Judy Eastham, who used to work at CSIRO, wrote it would take 130 years for women to achieve equality in the organisation if present trends continue.
So, it's depressing for women who work at CSIRO. But the news is bad everywhere. We've spent 20 years working on the number of girls choosing STEM careers (science, technology, engineering, medicine) and we've succeeded.
There are plenty of women undergraduates going in to those fields. And once they are there, they stop. They barely get a pay rise. They don't get promoted. They don't become professor. Then they get the shits and move jobs, which undoes the excellent work of feminists in these industries.
And noone knows exactly why.
Jenny Martin wants the answer. Martin is a professor at the University of Queensland, is an ARC Laureate Fellow, and has no idea why it turned out differently for her than it does for others with her abilities. That's one of the reasons she is committed to the work of the Australian Academy of Science and its project, Science in Australia Gender Equity (SAGE). She, too, refuses to focus on CSIRO.

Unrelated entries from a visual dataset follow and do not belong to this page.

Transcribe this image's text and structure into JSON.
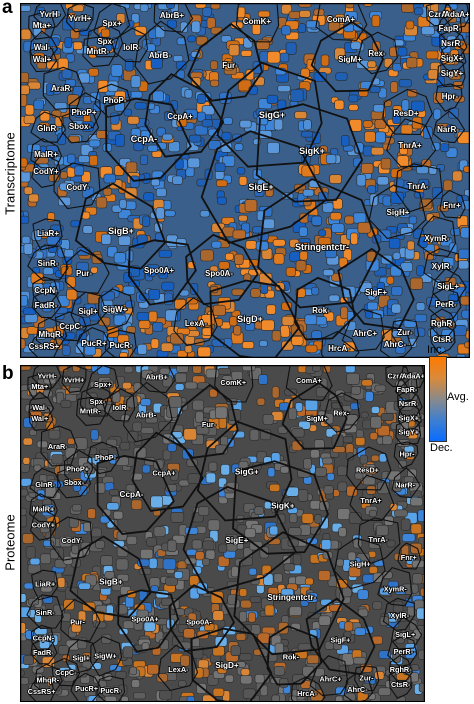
{
  "panels": [
    {
      "id": "a",
      "letter": "a",
      "side_label": "Transcriptome",
      "mode": "transcriptome",
      "regions": [
        {
          "label": "YvrH-"
        },
        {
          "label": "Mta+"
        },
        {
          "label": "YvrH+"
        },
        {
          "label": "Wal-"
        },
        {
          "label": "Wal+"
        },
        {
          "label": "Spx+"
        },
        {
          "label": "Spx-"
        },
        {
          "label": "IolR-"
        },
        {
          "label": "MntR-"
        },
        {
          "label": "AbrB+"
        },
        {
          "label": "AbrB-"
        },
        {
          "label": "ComK+"
        },
        {
          "label": "Fur-"
        },
        {
          "label": "ComA+"
        },
        {
          "label": "Rex-"
        },
        {
          "label": "CzrA+"
        },
        {
          "label": "AdaA+"
        },
        {
          "label": "FapR-"
        },
        {
          "label": "NsrR-"
        },
        {
          "label": "SigX+"
        },
        {
          "label": "SigY+"
        },
        {
          "label": "SigM+"
        },
        {
          "label": "Hpr-"
        },
        {
          "label": "ResD+"
        },
        {
          "label": "NarR-"
        },
        {
          "label": "AraR-"
        },
        {
          "label": "PhoP+"
        },
        {
          "label": "PhoP-"
        },
        {
          "label": "GlnR-"
        },
        {
          "label": "Sbox-"
        },
        {
          "label": "MalR+"
        },
        {
          "label": "CodY+"
        },
        {
          "label": "CodY-"
        },
        {
          "label": "CcpA+"
        },
        {
          "label": "CcpA-"
        },
        {
          "label": "SigG+"
        },
        {
          "label": "SigK+"
        },
        {
          "label": "SigE+"
        },
        {
          "label": "TnrA+"
        },
        {
          "label": "TnrA-"
        },
        {
          "label": "Fnr+"
        },
        {
          "label": "LiaR+"
        },
        {
          "label": "SinR-"
        },
        {
          "label": "SigB+"
        },
        {
          "label": "SigH+"
        },
        {
          "label": "XymR-"
        },
        {
          "label": "CcpN-"
        },
        {
          "label": "Pur-"
        },
        {
          "label": "Spo0A+"
        },
        {
          "label": "Spo0A-"
        },
        {
          "label": "Stringentctr-"
        },
        {
          "label": "XylR-"
        },
        {
          "label": "SigL+"
        },
        {
          "label": "FadR-"
        },
        {
          "label": "SigI+"
        },
        {
          "label": "CcpC-"
        },
        {
          "label": "SigW+"
        },
        {
          "label": "MhqR-"
        },
        {
          "label": "PucR+"
        },
        {
          "label": "CssRS+"
        },
        {
          "label": "PucR-"
        },
        {
          "label": "LexA-"
        },
        {
          "label": "SigD+"
        },
        {
          "label": "Rok-"
        },
        {
          "label": "SigF+"
        },
        {
          "label": "PerR-"
        },
        {
          "label": "AhrC+"
        },
        {
          "label": "HrcA-"
        },
        {
          "label": "AhrC-"
        },
        {
          "label": "Zur-"
        },
        {
          "label": "RghR-"
        },
        {
          "label": "CtsR-"
        }
      ]
    },
    {
      "id": "b",
      "letter": "b",
      "side_label": "Proteome",
      "mode": "proteome",
      "regions": [
        {
          "label": "YvrH-"
        },
        {
          "label": "Mta+"
        },
        {
          "label": "YvrH+"
        },
        {
          "label": "Wal-"
        },
        {
          "label": "Wal+"
        },
        {
          "label": "Spx+"
        },
        {
          "label": "Spx-"
        },
        {
          "label": "IolR-"
        },
        {
          "label": "MntR-"
        },
        {
          "label": "AbrB+"
        },
        {
          "label": "AbrB-"
        },
        {
          "label": "ComK+"
        },
        {
          "label": "Fur-"
        },
        {
          "label": "ComA+"
        },
        {
          "label": "Rex-"
        },
        {
          "label": "CzrA+"
        },
        {
          "label": "AdaA+"
        },
        {
          "label": "FapR-"
        },
        {
          "label": "NsrR-"
        },
        {
          "label": "SigX+"
        },
        {
          "label": "SigY+"
        },
        {
          "label": "SigM+"
        },
        {
          "label": "Hpr-"
        },
        {
          "label": "ResD+"
        },
        {
          "label": "NarR-"
        },
        {
          "label": "AraR-"
        },
        {
          "label": "PhoP+"
        },
        {
          "label": "PhoP-"
        },
        {
          "label": "GlnR-"
        },
        {
          "label": "Sbox-"
        },
        {
          "label": "MalR+"
        },
        {
          "label": "CodY+"
        },
        {
          "label": "CodY-"
        },
        {
          "label": "CcpA+"
        },
        {
          "label": "CcpA-"
        },
        {
          "label": "SigG+"
        },
        {
          "label": "SigK+"
        },
        {
          "label": "SigE+"
        },
        {
          "label": "TnrA+"
        },
        {
          "label": "TnrA-"
        },
        {
          "label": "Fnr+"
        },
        {
          "label": "LiaR+"
        },
        {
          "label": "SinR-"
        },
        {
          "label": "SigB+"
        },
        {
          "label": "SigH+"
        },
        {
          "label": "XymR-"
        },
        {
          "label": "CcpN-"
        },
        {
          "label": "Pur-"
        },
        {
          "label": "Spo0A+"
        },
        {
          "label": "Spo0A-"
        },
        {
          "label": "Stringentctr-"
        },
        {
          "label": "XylR-"
        },
        {
          "label": "SigL+"
        },
        {
          "label": "FadR-"
        },
        {
          "label": "SigI+"
        },
        {
          "label": "CcpC-"
        },
        {
          "label": "SigW+"
        },
        {
          "label": "MhqR-"
        },
        {
          "label": "PucR+"
        },
        {
          "label": "CssRS+"
        },
        {
          "label": "PucR-"
        },
        {
          "label": "LexA-"
        },
        {
          "label": "SigD+"
        },
        {
          "label": "Rok-"
        },
        {
          "label": "SigF+"
        },
        {
          "label": "PerR-"
        },
        {
          "label": "AhrC+"
        },
        {
          "label": "HrcA-"
        },
        {
          "label": "AhrC-"
        },
        {
          "label": "Zur-"
        },
        {
          "label": "RghR-"
        },
        {
          "label": "CtsR-"
        }
      ]
    }
  ],
  "legend": {
    "top_label": "Inc.",
    "mid_label": "Avg.",
    "bottom_label": "Dec.",
    "colors": {
      "increase": "#ff7a00",
      "average": "#8a8a8a",
      "decrease": "#0a6cff"
    }
  }
}
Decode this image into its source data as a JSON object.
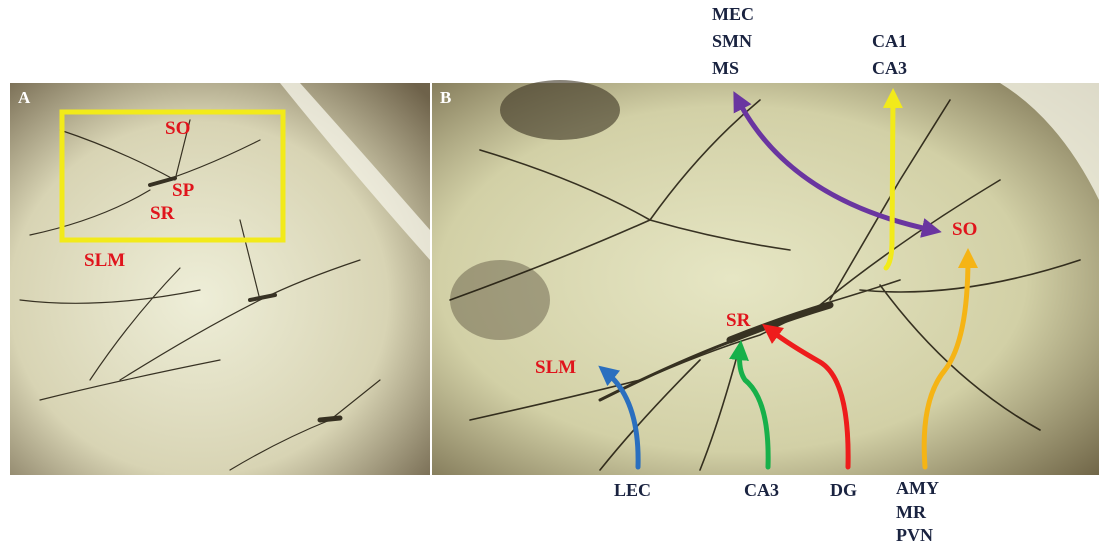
{
  "panel_a": {
    "label": "A",
    "layers": [
      "SO",
      "SP",
      "SR",
      "SLM"
    ]
  },
  "panel_b": {
    "label": "B",
    "layers": [
      "SO",
      "SR",
      "SLM"
    ],
    "inputs": [
      {
        "lines": [
          "MEC",
          "SMN",
          "MS"
        ]
      },
      {
        "lines": [
          "CA1",
          "CA3"
        ]
      },
      {
        "lines": [
          "LEC"
        ]
      },
      {
        "lines": [
          "CA3"
        ]
      },
      {
        "lines": [
          "DG"
        ]
      },
      {
        "lines": [
          "AMY",
          "MR",
          "PVN"
        ]
      }
    ]
  }
}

"It's the same everywhere," she says. I ask her why she succeeded where so many other women don't.
"That's a good question and I often ask myself that, trying to work that out," she replies.
This is a question women ask themselves all the time – which makes us think that the question can be answered by us, when it can only really be answered by the institutions and the society that shapes them.
Is it that we weren't pushy enough? Weren't clever enough? Childless? Partnerless? Martin says that from her own personal experience, she knows that partner choice is critical.
"Partners who aren't supportive of a woman's career make it even more difficult for that woman to achieve success and take on leadership roles. In my experience, it's far better to have no partner than a partner who doesn't support equality or pull their weight at home. While women need to lean in at work, their partners need to lean in at home if we are going to achieve gender equality."
Her husband - whose job comes with even more line management responsibility than she has - is utterly supportive. The two of them share domestic duties, and ironing is banned altogether.
While partner choice is important, Martin is much more interested in what can be done at an institutional level. And that's the mystery that Sharon Bell is trying to solve. Bell has worked on research in this area for years and the deputy vice-chancellor at Charles Darwin University says the answer is no closer. It's not just about participation in the field. The fact is, women are well-represented in biological sciences but still don't get promoted. So, they are segregated by the kind of science and segregated by the status and position.
"The depressing part of this is that the CSIRO is not alone," Bell says. What's worse is that when women advocate on behalf of other women, their efforts are viewed with suspicion.
"It's much easier for a male CEO to champion the cause for women and be applauded for it . . . while it's wonderful and essential to have women CEOs, the gender agenda is much more difficult for them to prosecute."
Eastham, who wrote in Monday's Canberra Times, said she thought the culture of workplaces is very difficult to make consistent. It's one thing for a workplace to say it has flexible work practices and another for the managers to say to employees that using that flexibility means a lack of commitment to the organisation.
"That makes it hard for men and women alike," she said.
And the fact is, men are not yet asking for flexibility at the same rate that women do. And here's the gap. We encourage women to go into these fields with terrific outreach programs such as the one run by Nicky Ringland, the Girls' Programming Network. She's out there letting young women know about the joys of coding and the infinite possibilities that work offers. She's still having trouble getting schools to teach computer science (and she's working on all-girl schools where it's even harder for young women to access the curriculum which might open up these possibilities).
But once we get them there, what are we offering? Are we offering a lifetime of being the most junior person in the department? A job where flexibility is not possible? A job where the best opportunities go the blokes?
Cathy Foley, the deputy director and science director of the manufacturing flagship of CSIRO, cites research from 2012 where more than 100 people were asked to rate identical applications but with male and female names attributed. The male name scored 25 per cent higher for competence and hire-ability.
She also thinks CSIRO's most recent changes may well have been a response to the tremendous pressures placed on the organisation, but says that it has now set targets of 20 per cent.
"They've never done that before," she says.
Of course, that's not much - but it's better than nothing.